The anti-American protests during the playing of the national anthem in the NFL slowed in Week Two as only a handful of players refused to rise during the song.
San Francisco 49ers second-string quarterback Colin Kaepernick, of course, continued his revolt against honoring the country during the anthem. He again took a knee during the song as the 49ers faced the Carolina Panthers. Teammate Eric Reid joined Kaepernick once again, ESPN reported. Denver Broncos linebacker Brandon Marshall and three Miami Dolphins also knelt during the anthem this weekend.
But most of the players who continued the protest by either sitting, kneeling, or raising the militant black liberation fist during the anthem had done so last week. Only a few new players joined the protest, and even then only by raising a fist, showing that the spread of the protests may have slowed.
Some stood but protested with their hands. On Monday night in Chicago, Philadelphia Eagles defensive players Malcolm Jenkins, Ron Brooks, and Steven Means raised fists.

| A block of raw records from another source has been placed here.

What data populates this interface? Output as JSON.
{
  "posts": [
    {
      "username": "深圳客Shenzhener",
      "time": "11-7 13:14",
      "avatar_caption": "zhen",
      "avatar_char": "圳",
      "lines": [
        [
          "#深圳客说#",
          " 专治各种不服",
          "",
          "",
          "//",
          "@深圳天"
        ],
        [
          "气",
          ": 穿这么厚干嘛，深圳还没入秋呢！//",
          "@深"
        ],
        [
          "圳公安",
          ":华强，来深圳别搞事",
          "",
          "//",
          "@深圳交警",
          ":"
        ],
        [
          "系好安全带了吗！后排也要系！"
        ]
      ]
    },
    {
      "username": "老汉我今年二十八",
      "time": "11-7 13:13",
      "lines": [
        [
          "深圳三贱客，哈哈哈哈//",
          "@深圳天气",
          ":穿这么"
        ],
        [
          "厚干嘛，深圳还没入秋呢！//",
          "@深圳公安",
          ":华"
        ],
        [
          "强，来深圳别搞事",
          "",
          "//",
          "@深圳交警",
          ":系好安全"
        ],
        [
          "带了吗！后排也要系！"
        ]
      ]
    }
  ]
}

San Diego Chargers offensive linemen Joe Barksdale and Chris Hariston also raised fists in the air during “The Star Spangled Banner” on Sunday.
Meanwhile, some of the players who protested in Week One did not follow up in Week Two. Miami Dolphins Linebacker Jelani Jenkins, for one, did not take a knee during the song as he did in Week One. Ditto for Jeremy Lane of the Seattle Seahawks. Additionally, none of the Kansas City Chiefs indulged in any sideline clenched-fist antics for Week Two unlike Week One. Similarly, Los Angeles Rams receiver Kenny Britt did not join teammate Robert Quinn by raising a defiant fist during the anthem.
The networks seemed less interested in covering the protests this week. Michael McCarthy asked at Sporting News, “If NFL players protest, and the league’s TV partners don’t cover it on national TV, will their message be heard?” Another Sporting News writer sympathetic to Kaepernick’s protest recognized that the sideline gestures now “fall on deaf ears” and “the Kaepernick conversation has jumped the shark.”
With no new players joining the kneel-down strike some wonder if peak protest has been reached in the NFL. But even as the protests in football may be slowing, at least one player is warning that protests may be headed to the NBA. Oklahoma City Thunder guard Victor Oladipo said last week that he thought there was “no question” that some in the NBA would be joining the protest against the country during the anthem in the upcoming basketball season.